By: Christopher Santopolo
The SEC has hardened its stance on insider trading in recent years. Within the past two years, Preet Bharara, the United States Attorney in Manhattan, has brought charges of insider trading crimes against 54 people. 50 of these individuals have either pled guilty or been convicted at trial, three are pending trial and the fourth is a fugitive. Those convictions include the two longest prison sentences ever for insider trading charges. Zvi Goffer, a former trader at hedge fund giant Galleon, received 10 years in prison while his former boss, Raj Rajaratnam, was sentenced to 11 years in prison as well as a $10 million fine and an order to forfeit $53.8 million earned due to insider trading. These sentences may be overshadowed in April of next year, when Rajat Gupta will face trial for conspiracy to commit securities fraud and five counts of securities fraud, charges that carry a potential sentence of 105 years in prison.
Insider trading cases are very difficult to pursue, as most evidence is easily deflected as circumstantial or coincidental. It is easy to see when a trader makes a favorable transaction before information is made public, but hard to prove that the trade was made based on inside information. In many instances, it takes prosecutors years to gather enough evidence to bring charges. Due to this high degree of difficulty, investigators are starting to use tools more commonly used to fight drug trafficking and gang violence. For example, the government used wire taps for the first time in an insider trading case when investigating Mr. Rajaratnam. The SEC is also seeking a new surveying system which will show equity and derivatives markets in real time and sort through trading records to find suspicious patterns around corporate events.
As surveillance of trades and enforcement of insider trading laws become stronger, those who participate in insider trading are becoming smarter about how they accomplish their trades. For example, some insider traders are trading in instruments other than simple shares, such as exchange-traded funds and credit-default swaps. The government is hoping that more derivatives will trade on exchanges in the future, which will make it easier to notice suspicious trading patters across different asset classes.

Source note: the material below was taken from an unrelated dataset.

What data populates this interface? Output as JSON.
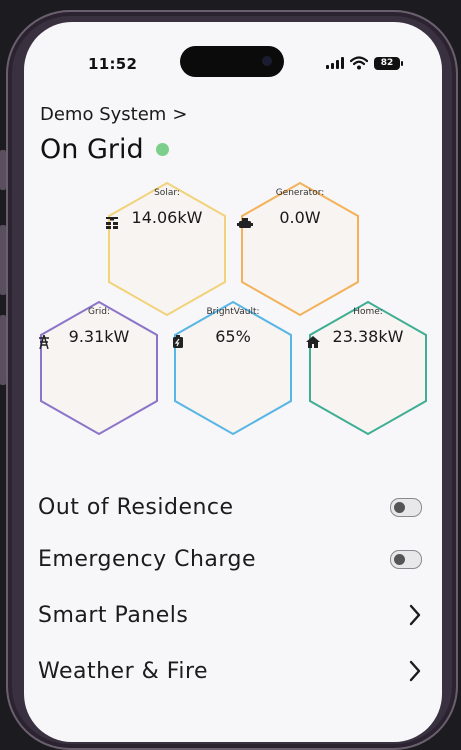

This concentrated effort against insider trading is good for markets. The biggest problem with insider trading is its negative impact on investor confidence, which hurts both companies and investors. Judge Holwell, who sentenced Mr. Rajaratnam, said that “[i]nsider trading is an assault on the free markets” and that the crimes “reflect a virus in our business culture that needs to be eradicated.”
Some disagree with this sentiment, however, and suggest that allowing insider trading to be legal would have more benefits than costs. People have suggested that fraud may be brought to light sooner if insider trading were legal. James Altucher, a managing director at Formula Capital,, thinks that Enron’s extensive fraud would have been outed sooner if not for insider trading laws: “Enron is an example where tens of thousands of investors got burned because they were piling into the stocks during the later stages of its fraud. If insiders were selling we would’ve seen a much swifter move down, and probably fraud exposed.” Others proponents of repealing insider trading laws have argued that the employees and executives of a company would presumably be the ones to trade on knowledge not known to the public, and banning insider trading is to disallow the information from those who know the company best from entering the market.
Throwing away the insider trading laws currently in place, however, would be a mistake. Those who participate in high scale insider trading are very sophisticated investors, so it is difficult to believe that those in charge of a company like Enron would not come up with some other way to hide their fraud. Legalizing insider trading would create outrage among those who would not be privy to such inside information. People in this country are already displeased with what they believe to be a system which benefits only the very wealthy. Repealing laws meant to help even the playing field when it comes to investing would certainly not be acceptable to most Americans.